Il freddo non molla, ma qualcosa si muove all’orizzonte
(TEMPOITALIA.IT) Partiamo dai fatti: fa freddo, e probabilmente continuerà a farlo ancora per buna parte della prossima settimana. Le condizioni meteo di questi ultimi giorni affondano le radici in quanto accaduto attorno alla metà di Marzo, quando le dinamiche atmosferiche hanno impresso sull’Europa prima, e sull’Italia poi, un’impronta invernale a dir poco pesante. Temperature ben al di sotto delle medie stagionali, correnti fredde che non mollano, e una primavera che sembra essersi presa una pausa indefinita.
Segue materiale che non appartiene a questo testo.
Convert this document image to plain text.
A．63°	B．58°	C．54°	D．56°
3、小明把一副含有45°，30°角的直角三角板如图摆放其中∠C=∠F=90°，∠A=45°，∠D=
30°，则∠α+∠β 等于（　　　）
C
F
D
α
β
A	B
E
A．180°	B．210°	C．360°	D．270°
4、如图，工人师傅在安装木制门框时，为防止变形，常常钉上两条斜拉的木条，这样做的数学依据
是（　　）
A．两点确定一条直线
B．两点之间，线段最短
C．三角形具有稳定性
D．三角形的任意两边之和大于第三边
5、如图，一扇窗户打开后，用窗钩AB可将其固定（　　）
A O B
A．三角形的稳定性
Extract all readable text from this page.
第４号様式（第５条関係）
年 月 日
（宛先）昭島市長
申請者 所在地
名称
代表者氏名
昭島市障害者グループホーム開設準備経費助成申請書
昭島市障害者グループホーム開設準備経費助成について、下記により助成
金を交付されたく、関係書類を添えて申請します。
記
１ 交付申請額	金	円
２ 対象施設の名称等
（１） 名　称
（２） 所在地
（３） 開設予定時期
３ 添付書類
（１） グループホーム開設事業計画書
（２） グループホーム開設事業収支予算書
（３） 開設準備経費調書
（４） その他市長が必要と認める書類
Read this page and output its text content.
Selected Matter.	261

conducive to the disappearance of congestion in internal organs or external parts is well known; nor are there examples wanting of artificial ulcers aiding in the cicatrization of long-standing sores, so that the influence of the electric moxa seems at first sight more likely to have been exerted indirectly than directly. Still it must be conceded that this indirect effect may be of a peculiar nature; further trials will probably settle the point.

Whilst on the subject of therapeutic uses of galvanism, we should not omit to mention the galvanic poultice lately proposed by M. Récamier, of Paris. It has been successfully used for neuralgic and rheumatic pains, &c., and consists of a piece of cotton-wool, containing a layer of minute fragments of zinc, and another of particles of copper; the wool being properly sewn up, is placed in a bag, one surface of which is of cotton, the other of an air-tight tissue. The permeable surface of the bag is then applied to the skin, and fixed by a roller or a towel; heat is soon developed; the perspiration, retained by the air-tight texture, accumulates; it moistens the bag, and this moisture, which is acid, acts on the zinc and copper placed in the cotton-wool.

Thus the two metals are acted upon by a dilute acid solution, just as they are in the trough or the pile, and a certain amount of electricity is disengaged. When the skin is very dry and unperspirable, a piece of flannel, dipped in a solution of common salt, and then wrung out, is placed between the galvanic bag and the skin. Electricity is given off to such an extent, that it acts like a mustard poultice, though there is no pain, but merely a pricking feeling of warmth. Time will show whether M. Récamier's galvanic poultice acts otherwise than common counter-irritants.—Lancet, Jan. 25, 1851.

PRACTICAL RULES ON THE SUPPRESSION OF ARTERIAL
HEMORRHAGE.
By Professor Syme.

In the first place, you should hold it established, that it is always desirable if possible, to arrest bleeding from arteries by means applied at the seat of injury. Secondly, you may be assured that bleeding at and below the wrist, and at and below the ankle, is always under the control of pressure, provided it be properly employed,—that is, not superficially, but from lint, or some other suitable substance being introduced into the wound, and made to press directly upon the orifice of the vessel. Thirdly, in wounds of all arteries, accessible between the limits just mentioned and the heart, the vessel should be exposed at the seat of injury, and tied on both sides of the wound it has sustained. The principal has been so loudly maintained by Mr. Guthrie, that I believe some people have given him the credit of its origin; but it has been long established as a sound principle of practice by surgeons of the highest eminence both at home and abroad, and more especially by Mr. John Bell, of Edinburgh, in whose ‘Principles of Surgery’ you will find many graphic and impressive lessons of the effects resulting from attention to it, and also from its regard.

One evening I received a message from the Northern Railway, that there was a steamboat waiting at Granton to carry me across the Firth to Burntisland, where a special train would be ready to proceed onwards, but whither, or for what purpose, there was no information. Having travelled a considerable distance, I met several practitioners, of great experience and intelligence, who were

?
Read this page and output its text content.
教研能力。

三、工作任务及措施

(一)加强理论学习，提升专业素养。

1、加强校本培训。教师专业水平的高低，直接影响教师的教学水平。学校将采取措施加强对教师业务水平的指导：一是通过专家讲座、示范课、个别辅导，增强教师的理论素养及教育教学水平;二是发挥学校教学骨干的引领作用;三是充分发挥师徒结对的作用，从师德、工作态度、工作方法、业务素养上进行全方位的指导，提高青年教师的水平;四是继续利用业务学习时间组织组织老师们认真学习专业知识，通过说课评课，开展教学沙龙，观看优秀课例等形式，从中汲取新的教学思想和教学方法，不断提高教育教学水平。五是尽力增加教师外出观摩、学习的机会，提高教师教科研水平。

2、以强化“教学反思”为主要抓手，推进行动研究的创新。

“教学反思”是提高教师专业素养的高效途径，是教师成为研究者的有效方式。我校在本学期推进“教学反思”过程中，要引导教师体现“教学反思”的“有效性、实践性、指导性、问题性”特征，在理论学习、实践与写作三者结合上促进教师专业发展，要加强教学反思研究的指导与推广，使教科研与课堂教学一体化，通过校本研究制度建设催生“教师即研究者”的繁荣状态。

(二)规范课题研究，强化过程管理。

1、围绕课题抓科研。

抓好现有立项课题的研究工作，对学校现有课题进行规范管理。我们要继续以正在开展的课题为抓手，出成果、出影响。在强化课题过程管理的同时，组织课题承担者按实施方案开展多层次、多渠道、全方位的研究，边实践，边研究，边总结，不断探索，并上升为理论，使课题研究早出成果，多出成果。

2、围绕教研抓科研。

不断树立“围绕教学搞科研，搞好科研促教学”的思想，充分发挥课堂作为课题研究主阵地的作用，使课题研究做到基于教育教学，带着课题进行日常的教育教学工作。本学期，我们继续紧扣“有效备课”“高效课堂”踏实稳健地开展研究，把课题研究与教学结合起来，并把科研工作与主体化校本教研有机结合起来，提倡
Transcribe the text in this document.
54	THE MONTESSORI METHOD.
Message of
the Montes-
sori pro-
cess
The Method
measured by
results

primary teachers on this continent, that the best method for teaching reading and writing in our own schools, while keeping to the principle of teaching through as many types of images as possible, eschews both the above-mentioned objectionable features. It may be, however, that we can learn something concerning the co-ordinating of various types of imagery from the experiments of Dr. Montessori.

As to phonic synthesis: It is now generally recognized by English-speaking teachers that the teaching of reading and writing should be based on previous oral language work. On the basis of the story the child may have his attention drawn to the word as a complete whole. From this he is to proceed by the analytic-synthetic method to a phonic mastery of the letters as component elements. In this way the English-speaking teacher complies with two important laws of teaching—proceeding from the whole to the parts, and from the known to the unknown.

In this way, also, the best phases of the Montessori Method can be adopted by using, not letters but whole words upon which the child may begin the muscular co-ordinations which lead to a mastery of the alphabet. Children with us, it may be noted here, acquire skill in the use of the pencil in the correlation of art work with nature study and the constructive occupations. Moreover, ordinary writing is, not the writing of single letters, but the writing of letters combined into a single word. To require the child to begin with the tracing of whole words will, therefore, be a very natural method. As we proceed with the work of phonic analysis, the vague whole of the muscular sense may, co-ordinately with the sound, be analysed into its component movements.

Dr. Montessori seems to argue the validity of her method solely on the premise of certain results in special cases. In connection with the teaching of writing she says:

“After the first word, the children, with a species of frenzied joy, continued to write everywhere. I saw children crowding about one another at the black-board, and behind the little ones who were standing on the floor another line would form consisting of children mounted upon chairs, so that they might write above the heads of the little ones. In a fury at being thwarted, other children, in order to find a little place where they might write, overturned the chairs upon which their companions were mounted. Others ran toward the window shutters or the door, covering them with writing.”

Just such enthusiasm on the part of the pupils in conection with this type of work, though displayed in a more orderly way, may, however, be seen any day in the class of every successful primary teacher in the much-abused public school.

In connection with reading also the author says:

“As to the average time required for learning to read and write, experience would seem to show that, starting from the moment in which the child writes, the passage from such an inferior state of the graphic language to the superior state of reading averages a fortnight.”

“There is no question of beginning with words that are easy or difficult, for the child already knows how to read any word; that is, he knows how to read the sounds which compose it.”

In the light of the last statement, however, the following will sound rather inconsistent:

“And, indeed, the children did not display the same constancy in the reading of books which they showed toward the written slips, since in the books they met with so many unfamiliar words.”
Eppure, guardando la carta sinottica con un minimo di attenzione, si scorgono anche le ragioni di questa anomalia. L’Anticiclone Africano, in questo periodo il grande assente della scena mediterranea italiana, in realtà non è poi così lontano: basta spostarsi verso ovest, in direzione della Penisola Iberica, per trovarlo lì, con la sua evidente matrice subtropicale. Paradossalmente, è proprio la sua posizione errata a essere la causa scatenante del freddo artico di questi giorni: bloccando il flusso perturbato a latitudini più alte, finisce per convogliare aria gelida verso il Mediterraneo centrale. Un meccanismo che sa di beffa.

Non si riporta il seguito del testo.